Install Packages
install.packages("rvest","stringr","dplyr","plyr","ggplot2","tidyr","caret","scales","gridExtra")
Load Libraries
library(rvest)
library(stringr)
library(dplyr)
library(plyr)
library(ggplot2)
library(tidyr)
library(caret)
library(scales)
library(gridExtra)
A website with holiday data is: timeanddate.com
url <- "https://www.timeanddate.com/holidays/"
Great, so how do we get the holidays for each country?
Two options: Either we use the countries names to make the URLs or we know all the URLs for each countries
links <- url %>%
read_html %>%
html_nodes(".main-content-div .row a") %>%
html_attr("href")
Let’s inspect what we have gotten
head(links)
[1] "/"
[2] "/calendar/"
[3] "/holidays/anguilla/"
[4] "/holidays/antigua-and-barbuda/"
[5] "/holidays/aruba/"
[6] "/holidays/barbados/"
paste("")
[1] ""
tail(links)
[1] "/holidays/tanzania/" "/holidays/togo/"
[3] "/holidays/tunisia/" "/holidays/uganda/"
[5] "/holidays/zambia/" "/holidays/zimbabwe/"
Let’s append the base URL to each path
links <- paste0("https://www.timeanddate.com",links)
links[1:10]
[1] "https://www.timeanddate.com/holidays/anguilla/"
[2] "https://www.timeanddate.com/holidays/antigua-and-barbuda/"
[3] "https://www.timeanddate.com/holidays/aruba/"
[4] "https://www.timeanddate.com/holidays/barbados/"
[5] "https://www.timeanddate.com/holidays/belize/"
[6] "https://www.timeanddate.com/holidays/british-virgin-islands/"
[7] "https://www.timeanddate.com/holidays/canada/"
[8] "https://www.timeanddate.com/holidays/cayman-islands/"
[9] "https://www.timeanddate.com/holidays/costa-rica/"
[10] "https://www.timeanddate.com/holidays/cuba/"
Let’s extract the actual country names from the links using stringr and regex
country <- stringr::str_replace_all(links,"https://www.timeanddate.com/holidays/","") %>%
str_replace_all(.,"[-/]"," ") %>%
stringr::str_trim()
country[1:10]
[1] "anguilla" "antigua and barbuda"
[3] "aruba" "barbados"
[5] "belize" "british virgin islands"
[7] "canada" "cayman islands"
[9] "costa rica" "cuba"
Change from lower case to Title Case
country =stringr::str_to_title(country)
country[1:10]
[1] "Anguilla" "Antigua And Barbuda"
[3] "Aruba" "Barbados"
[5] "Belize" "British Virgin Islands"
[7] "Canada" "Cayman Islands"
[9] "Costa Rica" "Cuba"
Now, we will apply this function to each of links we have our a dataset
################DO NOT RUN#######################
holiday_df=plyr::ldply(1:length(links),holiday_per_country)
names(holiday_df) = c("Country","no_of_holidays")
################DO NOT RUN#######################
holiday_df = read.csv("holiday_df.csv")
holiday_df %>% dplyr::as_tibble()
We would use ggplot2 to inspect our data.
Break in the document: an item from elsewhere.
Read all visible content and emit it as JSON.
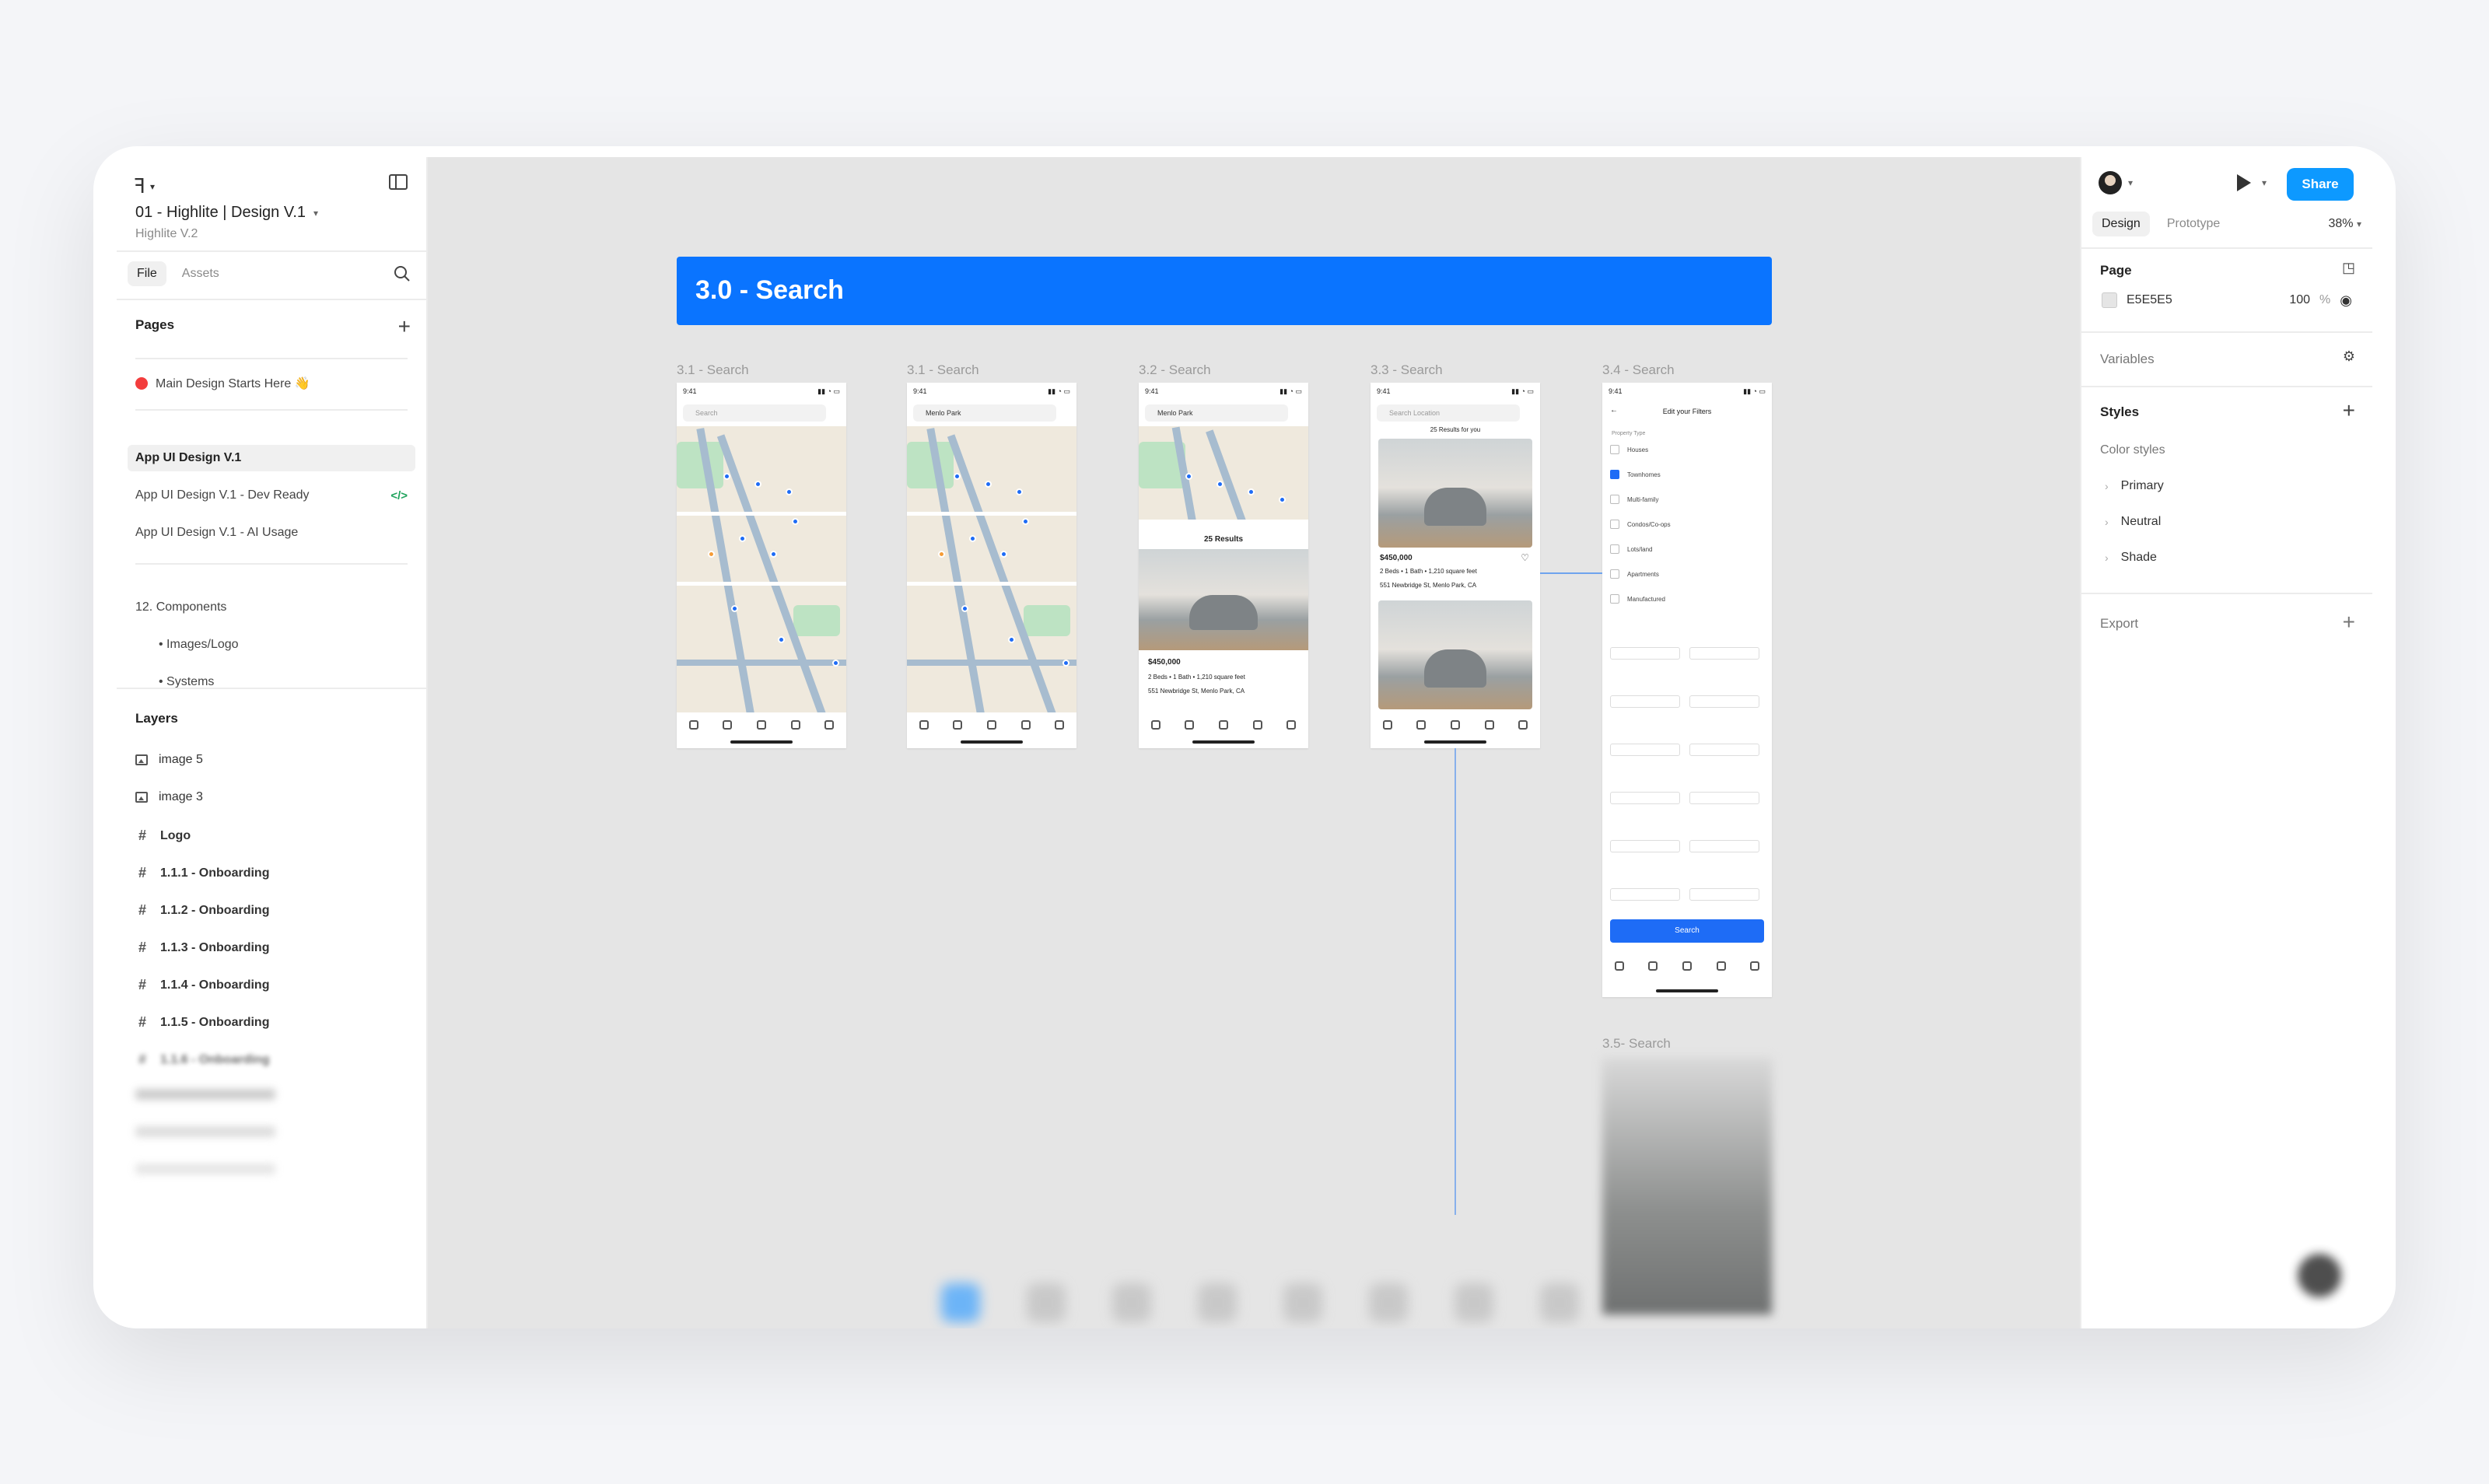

For more info on how to use ggplot2, check out the ggplot2 Cheatseet
holiday_df$no_of_holidays = as.numeric(holiday_df$no_of_holidays)
ggplot(holiday_df,aes(no_of_holidays))+
geom_histogram(fill="seagreen3",color="black")+
theme_classic()

Let’s find out the exact countries that are the top outliers
holiday_df %>%
arrange(-no_of_holidays)
Interesting, let’s take a look at The US
You would see that a lot of their holidays are either State or County-observed. Do these types of holidays count if you are looking at the nation as a whole?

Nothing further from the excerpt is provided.